Ben Prager: I see another question here. “Can we have multiple SKUs from the same vendor stacked on a single product variant? i.e., the same product with different costs.” Yes, this is exactly what we’re discussing today. Having the ability to have multiple SKUs from the same vendor… I might need to consult externally on this. Sina, have you come across this?
Sina Djafari: Regarding multiple SKUs from the same vendor stacked in a single product variant, if I understand correctly, this means that there’s a product, like a widget, and the same vendor might have different products that can fulfill that order. Each one is a different SKU and each has different costs. If that’s what you’re asking, the answer is, currently, no. We have some restrictions, such that for every product there can be only one vendor entry. However, we’re developing functionality to allow a single product to have multiple inventories from the same vendor with different SKUs and different costs. We’ve seen this sometimes in areas like electronics, where a customer wants to buy something, and there are different products, technically different SKUs, that all fulfill the same purpose. If that’s the case, it’s something we’re working on, but not something we allow right now.
Sina Djafari: Hopefully, I’ve answered that correctly. If anyone has specific questions like this that we’re not able to answer, feel free to send a question into our support help desk, and we can have a more technical person evaluate the need and understand it at a more detailed level.
Ben Prager: We certainly love getting questions like this. It helps us understand what retailers are trying to accomplish and how we can enable that with our current software. If there are no further questions, we’ll move on.
Ben Prager: Let’s take this opportunity to thank you all for joining us today. It’s really exciting to meet other retailers that are interested in multi-supplier order routing, whether it’s something you currently have in place, or you’re looking to potentially implement. It’s great getting to introduce what we can potentially help you with. Now, before we go, our founder Sina Djafari would like to make some closing remarks. So, I’m going to pass it off to Sina. Again, thank you for your time.

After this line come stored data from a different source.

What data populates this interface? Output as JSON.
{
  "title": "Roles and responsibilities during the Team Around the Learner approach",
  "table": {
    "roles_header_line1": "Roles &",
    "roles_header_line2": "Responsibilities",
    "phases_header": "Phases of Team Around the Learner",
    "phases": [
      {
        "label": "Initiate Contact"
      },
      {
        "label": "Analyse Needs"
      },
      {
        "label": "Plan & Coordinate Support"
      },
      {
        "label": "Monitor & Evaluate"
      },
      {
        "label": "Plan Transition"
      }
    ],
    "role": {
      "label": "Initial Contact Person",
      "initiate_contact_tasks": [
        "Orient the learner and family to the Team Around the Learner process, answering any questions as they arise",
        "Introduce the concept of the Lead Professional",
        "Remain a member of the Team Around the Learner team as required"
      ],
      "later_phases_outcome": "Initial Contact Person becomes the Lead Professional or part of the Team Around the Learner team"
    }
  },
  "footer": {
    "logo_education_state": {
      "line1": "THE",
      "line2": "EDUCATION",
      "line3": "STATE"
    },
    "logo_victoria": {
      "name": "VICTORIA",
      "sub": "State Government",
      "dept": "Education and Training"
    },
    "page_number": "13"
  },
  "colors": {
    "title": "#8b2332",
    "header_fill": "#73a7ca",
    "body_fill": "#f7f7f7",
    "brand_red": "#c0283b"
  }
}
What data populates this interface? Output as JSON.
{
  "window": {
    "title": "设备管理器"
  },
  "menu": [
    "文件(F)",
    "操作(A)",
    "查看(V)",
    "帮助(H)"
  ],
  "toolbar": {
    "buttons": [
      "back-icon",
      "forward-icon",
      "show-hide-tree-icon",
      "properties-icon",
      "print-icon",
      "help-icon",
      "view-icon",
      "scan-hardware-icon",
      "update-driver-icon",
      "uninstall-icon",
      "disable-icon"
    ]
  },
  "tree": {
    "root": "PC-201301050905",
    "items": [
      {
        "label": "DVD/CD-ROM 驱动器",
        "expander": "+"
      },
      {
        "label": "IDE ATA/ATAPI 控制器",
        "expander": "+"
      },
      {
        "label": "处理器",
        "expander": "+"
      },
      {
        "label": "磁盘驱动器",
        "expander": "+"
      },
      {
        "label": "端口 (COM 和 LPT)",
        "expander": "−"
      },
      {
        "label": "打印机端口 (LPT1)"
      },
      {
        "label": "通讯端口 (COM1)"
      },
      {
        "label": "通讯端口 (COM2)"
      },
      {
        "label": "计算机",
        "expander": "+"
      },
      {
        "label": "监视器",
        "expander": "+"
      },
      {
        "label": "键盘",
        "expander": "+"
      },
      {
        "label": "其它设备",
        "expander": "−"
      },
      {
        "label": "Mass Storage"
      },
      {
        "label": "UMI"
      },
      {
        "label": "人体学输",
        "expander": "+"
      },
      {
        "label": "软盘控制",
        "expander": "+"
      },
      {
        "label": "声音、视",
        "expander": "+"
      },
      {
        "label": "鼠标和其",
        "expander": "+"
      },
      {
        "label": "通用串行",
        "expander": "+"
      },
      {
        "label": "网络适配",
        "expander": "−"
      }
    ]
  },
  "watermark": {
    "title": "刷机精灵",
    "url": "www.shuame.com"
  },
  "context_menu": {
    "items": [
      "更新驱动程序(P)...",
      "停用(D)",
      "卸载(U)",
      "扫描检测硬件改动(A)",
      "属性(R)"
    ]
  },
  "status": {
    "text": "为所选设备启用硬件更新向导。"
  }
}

Sina Djafari: Thanks, Ben. And thanks, everyone, who’s joined us today, or is watching the recording. We hope you found it helpful. We’d love to hear any feedback that you have. This is our first retailer-focused webinar, and our goal is to share best practices that we see among our clients and e-commerce retailers in general, and to help our clients get the most out of Duoplane. We’re hoping to do more of these lunch-and-learn webinars, and to make them as useful as possible, we’d appreciate your feedback on what you liked, what you didn’t, and what topics you think would be useful to learn about.
Sina Djafari: On that note, we’ll send out a short survey after this call, and we’d really appreciate it if you could provide your feedback so we can keep improving. As Ben mentioned a few minutes ago, these kinds of questions that push us a little to understand new use cases and to go deeper into some of the corner cases that not a lot of retailers face are definitely the kind of things we want to hear about. We love trying to solve those types of problems. So we’d appreciate any feedback you have, either through a support ticket or in the survey.